Ma mission était simple : j’étais chargé de la campagne d’e-mailing des matchs au Parc des Princes. Avoir une adresse mail à mon nom se terminant par @psg.fr me remplissait de fierté. Puisque personne ne m’avait accueilli depuis lundi, je décidais d’aller à la rencontre de mon supérieur. « N’y va pas. Il y a des tempêtes et des naufrages » , m’avait conseillé Simon, un stagiaire visiblement fan de Goldman. « J’irai au bout de mes rêves » , lui répondis-je.

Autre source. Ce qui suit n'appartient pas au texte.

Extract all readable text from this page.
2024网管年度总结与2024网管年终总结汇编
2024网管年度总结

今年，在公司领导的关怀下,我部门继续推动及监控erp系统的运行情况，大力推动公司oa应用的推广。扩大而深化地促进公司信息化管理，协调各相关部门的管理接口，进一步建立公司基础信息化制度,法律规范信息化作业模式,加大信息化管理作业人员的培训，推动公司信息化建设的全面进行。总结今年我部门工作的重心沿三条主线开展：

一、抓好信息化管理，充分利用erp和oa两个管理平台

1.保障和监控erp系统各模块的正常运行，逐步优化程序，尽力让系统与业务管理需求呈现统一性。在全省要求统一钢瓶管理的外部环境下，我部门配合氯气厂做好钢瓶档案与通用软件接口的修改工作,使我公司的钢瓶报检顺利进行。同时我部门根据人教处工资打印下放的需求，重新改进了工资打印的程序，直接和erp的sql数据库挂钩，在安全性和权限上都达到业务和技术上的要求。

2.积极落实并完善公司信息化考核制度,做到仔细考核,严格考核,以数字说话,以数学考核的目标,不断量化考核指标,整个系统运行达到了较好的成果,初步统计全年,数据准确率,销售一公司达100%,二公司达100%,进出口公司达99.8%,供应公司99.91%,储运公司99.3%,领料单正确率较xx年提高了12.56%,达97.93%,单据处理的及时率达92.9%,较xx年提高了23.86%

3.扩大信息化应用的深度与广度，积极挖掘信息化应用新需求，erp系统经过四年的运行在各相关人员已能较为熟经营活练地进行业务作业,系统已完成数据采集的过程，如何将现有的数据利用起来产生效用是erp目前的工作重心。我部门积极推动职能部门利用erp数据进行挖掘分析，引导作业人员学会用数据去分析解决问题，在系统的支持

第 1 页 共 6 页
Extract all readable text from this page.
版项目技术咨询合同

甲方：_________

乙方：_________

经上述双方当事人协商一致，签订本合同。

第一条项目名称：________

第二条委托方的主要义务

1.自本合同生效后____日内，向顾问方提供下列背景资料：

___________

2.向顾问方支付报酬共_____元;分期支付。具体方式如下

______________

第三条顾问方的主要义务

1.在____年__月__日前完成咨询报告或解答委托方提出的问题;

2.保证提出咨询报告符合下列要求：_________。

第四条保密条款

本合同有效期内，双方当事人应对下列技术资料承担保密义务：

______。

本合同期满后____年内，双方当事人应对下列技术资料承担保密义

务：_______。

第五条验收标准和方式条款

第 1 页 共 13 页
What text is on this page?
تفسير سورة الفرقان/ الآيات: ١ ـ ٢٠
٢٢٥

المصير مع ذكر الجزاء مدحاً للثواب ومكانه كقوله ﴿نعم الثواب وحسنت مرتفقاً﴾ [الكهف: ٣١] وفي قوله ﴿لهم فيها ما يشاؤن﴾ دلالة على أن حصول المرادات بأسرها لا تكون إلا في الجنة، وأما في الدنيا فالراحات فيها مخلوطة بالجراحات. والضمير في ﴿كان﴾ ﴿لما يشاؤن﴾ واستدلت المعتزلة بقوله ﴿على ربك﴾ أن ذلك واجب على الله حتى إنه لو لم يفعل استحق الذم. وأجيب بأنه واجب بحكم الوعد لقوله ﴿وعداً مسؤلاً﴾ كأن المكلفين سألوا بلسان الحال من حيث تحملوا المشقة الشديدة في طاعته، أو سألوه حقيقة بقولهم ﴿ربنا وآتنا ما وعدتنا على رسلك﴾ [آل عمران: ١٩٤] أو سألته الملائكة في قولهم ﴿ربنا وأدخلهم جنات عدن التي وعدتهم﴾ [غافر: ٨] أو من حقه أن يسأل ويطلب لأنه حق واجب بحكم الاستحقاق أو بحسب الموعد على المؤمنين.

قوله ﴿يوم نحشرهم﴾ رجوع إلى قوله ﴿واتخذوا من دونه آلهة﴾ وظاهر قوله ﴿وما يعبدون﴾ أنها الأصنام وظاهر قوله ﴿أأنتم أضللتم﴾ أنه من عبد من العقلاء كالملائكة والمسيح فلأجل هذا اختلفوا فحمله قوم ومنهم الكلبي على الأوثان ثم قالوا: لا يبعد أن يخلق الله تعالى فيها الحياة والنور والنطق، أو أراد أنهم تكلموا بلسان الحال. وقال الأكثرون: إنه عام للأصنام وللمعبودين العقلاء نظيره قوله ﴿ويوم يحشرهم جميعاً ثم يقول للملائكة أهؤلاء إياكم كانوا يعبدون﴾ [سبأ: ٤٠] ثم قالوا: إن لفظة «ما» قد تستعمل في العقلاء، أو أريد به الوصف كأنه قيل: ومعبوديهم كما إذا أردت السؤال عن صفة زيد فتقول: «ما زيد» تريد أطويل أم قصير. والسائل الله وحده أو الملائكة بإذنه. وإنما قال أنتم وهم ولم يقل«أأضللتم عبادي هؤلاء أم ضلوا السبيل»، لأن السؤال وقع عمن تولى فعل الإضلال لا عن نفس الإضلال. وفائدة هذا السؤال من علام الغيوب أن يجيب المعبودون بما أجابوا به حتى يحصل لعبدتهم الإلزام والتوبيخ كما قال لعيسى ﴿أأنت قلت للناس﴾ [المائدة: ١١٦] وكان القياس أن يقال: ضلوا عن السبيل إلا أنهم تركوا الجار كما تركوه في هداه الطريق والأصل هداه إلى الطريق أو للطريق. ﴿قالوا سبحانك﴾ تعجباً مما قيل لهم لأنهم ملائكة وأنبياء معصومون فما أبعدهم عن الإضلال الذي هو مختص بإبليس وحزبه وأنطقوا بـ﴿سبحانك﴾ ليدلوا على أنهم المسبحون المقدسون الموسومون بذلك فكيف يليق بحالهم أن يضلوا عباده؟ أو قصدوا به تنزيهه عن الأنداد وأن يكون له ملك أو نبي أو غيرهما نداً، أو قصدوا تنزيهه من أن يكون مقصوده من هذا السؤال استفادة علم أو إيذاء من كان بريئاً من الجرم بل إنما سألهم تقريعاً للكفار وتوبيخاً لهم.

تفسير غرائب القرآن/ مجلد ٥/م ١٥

En plus, il était hors de question qu’un pantalon à pince me moule l’entrejambe pour rien. Au seuil du bureau, je toquais à la porte, entendis un grommèlement en forme de laissez-passer et entrais. « Je suis Michel Mimran. Qui êtes-vous ? » , lâcha-t-il sans décoller son regard de l’écran. Je déclinais mon état civil et ma nouvelle fonction tout en admirant sa chevelure poivre et sel et sa barbe argent. « OK. Écoute, j’ai pas trop le temps là, je dois rendre sexy Chantôme. Je bosse surtout par mail, donc perds pas ton temps à marcher jusqu’à moi. Sinon, sache que le PSG est une marque. Grosso merdo, je veux que tu convertisses notre base de sympathisants en acheteurs de ticket. Fais le job ! » Je le saluais et m’attelais à la tâche. Arrive l’heure de la pause clope. « Ça fait longtemps que j’ai pas goûté une Marlboro, je peux t’en taxer une ? » , me demanda Simon, fébrile. Il était stagiaire depuis quatre mois et lui aussi se pliait à la mode transalpine à l’instar de Verratti et Sirigu. « Depuis que je suis là, je bouffe que des pâtes. Bon, je sais les accommoder de plusieurs façons. »
J’ai pondu mon premier mail : « ZLATAN VOUS ATTEND » . Je n’étais pas peu fier de l’effet du titre. Toujours aucune réponse de Mimran à ma proposition. Les deux roulées grillées en bas de l’immeuble ne calmèrent pas mon stress, alors, d’un pas résolu, je me rendais à son bureau. « Je suis Michel Mimran. Qui êtes-vous ? » , demanda-t-il tout en tapant sur son clavier. Je déclinais identité et fonction ainsi que l’objet de ma visite. « Faut pas me déranger pour ça. Ton mail doit être dans mes spams entre une pub pour du viagra et une offre d’allongement de pénis. Je checke tout ça et je te tiens au jus ASAP. » Le soir-même, j’allais à une pendaison de crémaillère où je tâchais de reprendre les kilos perdus au buffet. C’était avec un air blasé feint que je disais bosser au PSG. On me bombarda de questions : « T’as des places gratos ? » , « Quand est-ce que Ancelotti baisse son sourcil ? » , « Tu peux m’avoir un maillot ? » , « Il est vraiment méchant, Zlatan ? » , « Il y a moyen qu’ils te filent un CDI ? »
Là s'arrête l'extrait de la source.